Un exemple récent est celui de l’importance économique et militaire du Japon et de la Corée du Sud. aide à l’Ukrainevisant à renforcer les liens avec l’OTAN dirigée par les États-Unis. Toutefois, cette démarche risque des peurs enflammées d’encerclement en Chine et en Corée du Nord, aggravant encore les tensions régionales. De plus, cela met à rude épreuve les ressources militaires des deux pays, potentiellement saper leur propre renforcement de la défense. En s’alignant trop étroitement sur les intérêts américains et européens, Tokyo et Séoul risquent de perdre la flexibilité nécessaire pour gérer leurs propres priorités économiques et sécuritaires.

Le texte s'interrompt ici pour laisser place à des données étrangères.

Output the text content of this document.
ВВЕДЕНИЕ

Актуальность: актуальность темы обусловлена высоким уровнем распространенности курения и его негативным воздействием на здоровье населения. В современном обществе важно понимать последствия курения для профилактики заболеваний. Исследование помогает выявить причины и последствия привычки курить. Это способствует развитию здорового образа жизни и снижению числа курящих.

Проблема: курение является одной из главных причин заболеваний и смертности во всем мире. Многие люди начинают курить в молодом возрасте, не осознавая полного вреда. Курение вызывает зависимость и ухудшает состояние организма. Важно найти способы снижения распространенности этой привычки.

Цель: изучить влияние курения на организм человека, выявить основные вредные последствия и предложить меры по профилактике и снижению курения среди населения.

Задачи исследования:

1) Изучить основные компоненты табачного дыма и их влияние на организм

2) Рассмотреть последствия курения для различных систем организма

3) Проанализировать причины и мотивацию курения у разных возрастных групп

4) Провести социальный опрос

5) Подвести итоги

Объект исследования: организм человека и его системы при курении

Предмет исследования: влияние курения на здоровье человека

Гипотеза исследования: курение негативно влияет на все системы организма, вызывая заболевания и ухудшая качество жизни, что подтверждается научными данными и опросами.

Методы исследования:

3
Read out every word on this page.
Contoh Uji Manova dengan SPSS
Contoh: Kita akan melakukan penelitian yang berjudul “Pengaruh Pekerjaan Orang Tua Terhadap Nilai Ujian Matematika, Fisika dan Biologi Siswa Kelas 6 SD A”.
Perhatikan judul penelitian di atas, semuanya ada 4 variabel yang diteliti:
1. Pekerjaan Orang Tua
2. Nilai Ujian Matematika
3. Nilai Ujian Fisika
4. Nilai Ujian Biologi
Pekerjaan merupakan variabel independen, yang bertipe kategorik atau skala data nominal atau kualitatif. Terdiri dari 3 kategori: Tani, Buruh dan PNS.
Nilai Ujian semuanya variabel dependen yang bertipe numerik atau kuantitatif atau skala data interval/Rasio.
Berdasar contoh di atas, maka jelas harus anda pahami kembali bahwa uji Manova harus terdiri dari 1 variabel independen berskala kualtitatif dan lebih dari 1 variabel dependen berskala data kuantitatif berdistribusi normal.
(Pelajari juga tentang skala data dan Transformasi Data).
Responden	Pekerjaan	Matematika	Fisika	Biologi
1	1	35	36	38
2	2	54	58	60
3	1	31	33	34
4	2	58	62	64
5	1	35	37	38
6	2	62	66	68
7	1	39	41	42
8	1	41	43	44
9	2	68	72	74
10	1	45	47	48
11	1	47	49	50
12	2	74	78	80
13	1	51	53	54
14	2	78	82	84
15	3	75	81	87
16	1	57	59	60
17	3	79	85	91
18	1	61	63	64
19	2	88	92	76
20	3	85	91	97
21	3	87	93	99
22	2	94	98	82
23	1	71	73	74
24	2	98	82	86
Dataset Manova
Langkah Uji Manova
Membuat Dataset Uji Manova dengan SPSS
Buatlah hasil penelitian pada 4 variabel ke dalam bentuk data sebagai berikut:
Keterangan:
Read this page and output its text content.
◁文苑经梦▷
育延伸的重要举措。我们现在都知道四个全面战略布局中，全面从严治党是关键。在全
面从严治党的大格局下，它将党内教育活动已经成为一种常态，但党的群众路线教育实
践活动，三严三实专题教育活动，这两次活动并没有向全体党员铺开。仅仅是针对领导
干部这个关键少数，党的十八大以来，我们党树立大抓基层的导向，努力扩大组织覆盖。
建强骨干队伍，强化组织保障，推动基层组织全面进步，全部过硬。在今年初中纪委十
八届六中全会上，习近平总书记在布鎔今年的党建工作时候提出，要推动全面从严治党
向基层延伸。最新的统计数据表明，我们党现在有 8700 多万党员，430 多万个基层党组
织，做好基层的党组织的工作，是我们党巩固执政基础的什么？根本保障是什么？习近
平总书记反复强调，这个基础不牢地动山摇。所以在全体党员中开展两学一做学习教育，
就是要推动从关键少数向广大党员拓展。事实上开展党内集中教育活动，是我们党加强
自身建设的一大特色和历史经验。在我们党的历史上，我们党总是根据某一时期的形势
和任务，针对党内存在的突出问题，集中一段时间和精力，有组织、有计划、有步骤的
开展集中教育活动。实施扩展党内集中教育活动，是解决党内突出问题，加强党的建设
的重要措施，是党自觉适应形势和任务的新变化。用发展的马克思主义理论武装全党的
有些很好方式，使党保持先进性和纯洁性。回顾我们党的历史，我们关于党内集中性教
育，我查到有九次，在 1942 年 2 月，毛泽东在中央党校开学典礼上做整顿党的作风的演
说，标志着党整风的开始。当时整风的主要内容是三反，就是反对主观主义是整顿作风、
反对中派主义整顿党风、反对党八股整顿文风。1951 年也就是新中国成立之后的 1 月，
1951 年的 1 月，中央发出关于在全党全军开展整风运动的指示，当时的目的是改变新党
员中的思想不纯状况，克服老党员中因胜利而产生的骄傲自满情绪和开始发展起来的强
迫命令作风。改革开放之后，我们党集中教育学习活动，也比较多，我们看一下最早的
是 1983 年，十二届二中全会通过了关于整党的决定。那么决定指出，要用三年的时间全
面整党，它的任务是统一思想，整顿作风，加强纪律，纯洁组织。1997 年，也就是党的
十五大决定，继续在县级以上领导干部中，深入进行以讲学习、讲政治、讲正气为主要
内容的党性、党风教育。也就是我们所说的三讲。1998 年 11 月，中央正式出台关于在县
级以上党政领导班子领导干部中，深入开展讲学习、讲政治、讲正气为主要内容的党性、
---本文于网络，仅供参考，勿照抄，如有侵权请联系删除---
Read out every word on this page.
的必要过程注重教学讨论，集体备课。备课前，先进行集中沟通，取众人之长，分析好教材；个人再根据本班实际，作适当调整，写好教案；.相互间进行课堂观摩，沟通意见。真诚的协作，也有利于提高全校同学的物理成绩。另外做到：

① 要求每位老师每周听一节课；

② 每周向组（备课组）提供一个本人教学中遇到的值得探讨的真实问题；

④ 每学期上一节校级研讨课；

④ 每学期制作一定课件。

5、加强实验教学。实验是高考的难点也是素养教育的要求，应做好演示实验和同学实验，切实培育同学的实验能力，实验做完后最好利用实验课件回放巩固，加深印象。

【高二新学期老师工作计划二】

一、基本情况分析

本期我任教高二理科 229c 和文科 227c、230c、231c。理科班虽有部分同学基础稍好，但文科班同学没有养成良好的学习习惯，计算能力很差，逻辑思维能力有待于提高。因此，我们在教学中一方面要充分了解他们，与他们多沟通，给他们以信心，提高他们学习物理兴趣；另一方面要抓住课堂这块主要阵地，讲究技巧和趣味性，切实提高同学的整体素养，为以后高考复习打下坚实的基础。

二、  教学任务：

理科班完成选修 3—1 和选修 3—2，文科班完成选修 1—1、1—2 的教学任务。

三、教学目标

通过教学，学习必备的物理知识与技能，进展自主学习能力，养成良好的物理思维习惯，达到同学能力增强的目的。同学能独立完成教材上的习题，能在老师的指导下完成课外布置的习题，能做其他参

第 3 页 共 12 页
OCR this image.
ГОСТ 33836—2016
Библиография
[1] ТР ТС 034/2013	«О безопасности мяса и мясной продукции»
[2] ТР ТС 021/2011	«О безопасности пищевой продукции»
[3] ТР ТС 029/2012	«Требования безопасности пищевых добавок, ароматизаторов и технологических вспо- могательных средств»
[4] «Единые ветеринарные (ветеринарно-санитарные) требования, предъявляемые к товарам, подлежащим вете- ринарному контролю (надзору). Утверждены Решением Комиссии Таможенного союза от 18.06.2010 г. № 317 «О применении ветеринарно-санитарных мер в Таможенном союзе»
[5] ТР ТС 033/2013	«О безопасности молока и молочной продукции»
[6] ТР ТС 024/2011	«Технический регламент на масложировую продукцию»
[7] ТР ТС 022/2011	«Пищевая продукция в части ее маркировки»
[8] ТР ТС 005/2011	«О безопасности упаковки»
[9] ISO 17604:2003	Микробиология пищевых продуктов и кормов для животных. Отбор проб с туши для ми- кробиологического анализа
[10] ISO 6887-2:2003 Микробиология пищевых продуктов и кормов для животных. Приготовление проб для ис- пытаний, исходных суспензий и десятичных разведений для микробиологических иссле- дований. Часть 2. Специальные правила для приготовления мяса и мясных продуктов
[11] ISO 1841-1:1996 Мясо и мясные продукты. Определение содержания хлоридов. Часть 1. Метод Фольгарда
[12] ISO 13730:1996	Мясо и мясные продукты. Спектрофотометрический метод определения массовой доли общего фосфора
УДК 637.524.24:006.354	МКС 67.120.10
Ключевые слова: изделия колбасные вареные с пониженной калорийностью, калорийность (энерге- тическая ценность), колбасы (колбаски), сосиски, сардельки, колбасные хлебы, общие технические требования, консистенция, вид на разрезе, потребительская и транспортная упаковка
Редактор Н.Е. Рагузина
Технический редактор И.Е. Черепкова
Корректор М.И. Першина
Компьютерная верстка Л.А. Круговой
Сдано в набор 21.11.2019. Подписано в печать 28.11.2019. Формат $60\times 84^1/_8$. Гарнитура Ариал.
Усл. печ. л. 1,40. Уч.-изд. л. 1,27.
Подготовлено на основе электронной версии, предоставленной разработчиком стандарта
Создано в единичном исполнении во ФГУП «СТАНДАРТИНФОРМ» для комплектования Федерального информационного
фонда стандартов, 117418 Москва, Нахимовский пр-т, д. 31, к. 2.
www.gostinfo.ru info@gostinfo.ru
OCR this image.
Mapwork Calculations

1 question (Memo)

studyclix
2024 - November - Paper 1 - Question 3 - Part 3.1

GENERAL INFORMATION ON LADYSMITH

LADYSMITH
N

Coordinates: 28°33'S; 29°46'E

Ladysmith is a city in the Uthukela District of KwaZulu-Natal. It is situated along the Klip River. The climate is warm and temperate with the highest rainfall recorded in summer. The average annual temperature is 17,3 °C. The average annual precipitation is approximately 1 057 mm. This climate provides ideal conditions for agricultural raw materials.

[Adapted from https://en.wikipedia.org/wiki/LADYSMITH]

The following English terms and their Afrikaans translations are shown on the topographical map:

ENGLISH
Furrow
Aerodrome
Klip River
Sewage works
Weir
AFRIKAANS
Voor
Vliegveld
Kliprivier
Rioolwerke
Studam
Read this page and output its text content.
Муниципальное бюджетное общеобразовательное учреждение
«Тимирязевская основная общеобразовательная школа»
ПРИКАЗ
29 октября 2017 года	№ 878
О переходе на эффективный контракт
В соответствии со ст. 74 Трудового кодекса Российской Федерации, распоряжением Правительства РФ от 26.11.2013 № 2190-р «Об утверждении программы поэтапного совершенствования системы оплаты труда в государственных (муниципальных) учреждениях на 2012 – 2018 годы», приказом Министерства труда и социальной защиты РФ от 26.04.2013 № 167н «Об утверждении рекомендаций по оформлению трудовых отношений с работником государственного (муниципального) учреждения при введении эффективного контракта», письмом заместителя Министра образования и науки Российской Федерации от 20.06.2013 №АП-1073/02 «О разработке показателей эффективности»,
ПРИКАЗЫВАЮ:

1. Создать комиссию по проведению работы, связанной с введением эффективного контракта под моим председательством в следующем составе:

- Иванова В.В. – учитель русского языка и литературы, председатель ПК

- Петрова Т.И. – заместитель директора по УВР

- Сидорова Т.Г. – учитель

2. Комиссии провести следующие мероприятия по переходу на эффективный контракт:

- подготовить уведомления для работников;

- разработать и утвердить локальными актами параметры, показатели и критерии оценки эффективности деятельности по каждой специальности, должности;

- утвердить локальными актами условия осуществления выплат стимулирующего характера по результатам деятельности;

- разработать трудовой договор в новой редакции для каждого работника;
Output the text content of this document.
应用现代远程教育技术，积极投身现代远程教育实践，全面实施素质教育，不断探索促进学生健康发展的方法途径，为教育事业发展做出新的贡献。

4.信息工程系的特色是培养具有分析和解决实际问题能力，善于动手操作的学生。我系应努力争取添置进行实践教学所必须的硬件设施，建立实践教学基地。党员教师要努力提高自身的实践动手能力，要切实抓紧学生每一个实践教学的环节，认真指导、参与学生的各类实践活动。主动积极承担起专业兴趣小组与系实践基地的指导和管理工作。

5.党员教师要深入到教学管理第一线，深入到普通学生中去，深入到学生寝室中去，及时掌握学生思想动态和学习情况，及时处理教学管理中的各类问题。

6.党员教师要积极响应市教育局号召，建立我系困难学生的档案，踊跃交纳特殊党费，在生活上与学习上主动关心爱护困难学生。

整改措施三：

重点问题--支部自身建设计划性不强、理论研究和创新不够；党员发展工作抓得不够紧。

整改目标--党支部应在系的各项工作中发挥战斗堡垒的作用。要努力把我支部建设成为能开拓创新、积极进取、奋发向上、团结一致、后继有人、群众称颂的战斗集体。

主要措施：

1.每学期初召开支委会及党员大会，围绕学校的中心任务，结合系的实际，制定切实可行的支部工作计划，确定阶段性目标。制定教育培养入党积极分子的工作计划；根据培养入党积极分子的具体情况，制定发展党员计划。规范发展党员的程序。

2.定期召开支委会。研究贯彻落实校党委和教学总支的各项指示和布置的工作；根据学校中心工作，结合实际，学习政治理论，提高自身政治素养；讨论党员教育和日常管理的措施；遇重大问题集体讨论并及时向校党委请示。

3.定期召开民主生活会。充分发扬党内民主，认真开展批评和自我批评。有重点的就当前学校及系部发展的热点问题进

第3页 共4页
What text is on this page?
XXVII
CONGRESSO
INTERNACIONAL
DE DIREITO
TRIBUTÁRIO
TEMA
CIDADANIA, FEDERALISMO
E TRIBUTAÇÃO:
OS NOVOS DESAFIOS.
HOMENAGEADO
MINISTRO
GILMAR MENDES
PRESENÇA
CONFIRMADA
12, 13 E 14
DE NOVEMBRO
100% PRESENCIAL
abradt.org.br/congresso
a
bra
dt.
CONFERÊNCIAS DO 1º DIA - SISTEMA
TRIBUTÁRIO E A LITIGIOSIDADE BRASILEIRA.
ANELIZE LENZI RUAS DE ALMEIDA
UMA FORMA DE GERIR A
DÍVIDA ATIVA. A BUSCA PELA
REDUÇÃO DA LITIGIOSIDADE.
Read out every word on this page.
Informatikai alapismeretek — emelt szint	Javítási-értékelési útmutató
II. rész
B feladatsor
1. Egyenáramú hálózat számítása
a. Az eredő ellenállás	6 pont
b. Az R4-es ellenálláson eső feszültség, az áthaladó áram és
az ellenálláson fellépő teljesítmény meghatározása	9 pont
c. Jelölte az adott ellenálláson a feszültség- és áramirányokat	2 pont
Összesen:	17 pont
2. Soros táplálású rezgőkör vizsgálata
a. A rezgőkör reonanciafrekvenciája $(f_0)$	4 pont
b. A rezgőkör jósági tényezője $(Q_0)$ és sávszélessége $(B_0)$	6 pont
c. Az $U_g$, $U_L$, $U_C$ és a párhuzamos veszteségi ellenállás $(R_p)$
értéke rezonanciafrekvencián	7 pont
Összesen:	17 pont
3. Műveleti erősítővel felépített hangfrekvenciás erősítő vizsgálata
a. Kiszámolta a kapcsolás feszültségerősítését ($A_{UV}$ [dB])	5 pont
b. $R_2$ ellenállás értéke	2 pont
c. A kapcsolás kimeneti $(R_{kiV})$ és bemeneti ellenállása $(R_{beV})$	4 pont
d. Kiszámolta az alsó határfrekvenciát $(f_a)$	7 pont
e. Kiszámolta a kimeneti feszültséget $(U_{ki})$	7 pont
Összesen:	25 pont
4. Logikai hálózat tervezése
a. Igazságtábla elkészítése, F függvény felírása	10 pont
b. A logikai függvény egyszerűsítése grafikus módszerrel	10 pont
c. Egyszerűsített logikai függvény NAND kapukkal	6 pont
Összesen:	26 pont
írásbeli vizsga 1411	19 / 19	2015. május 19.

Alors que les États-Unis restent empêtrés dans des conflits régionaux tels que ceux en Ukraine et à Gaza, leur influence en Asie diminue inévitablement, offrant ainsi l’occasion aux puissances moyennes comme le Japon et la Corée du Sud de réévaluer leurs stratégies de défense dans un paysage géopolitique de plus en plus complexe. Bien que non résolu différends historiques peut temporairement entraver une coopération plus étroite en matière de sécurité entre les deux pays, les menaces sécuritaires croissantes dans la région dictent qu’une relation plus forte entre le Japon et la Corée du Sud est la voie la plus viable pour assurer la sécurité des deux nations tout en obtenant progressivement une plus grande autonomie par rapport à l’Amérique.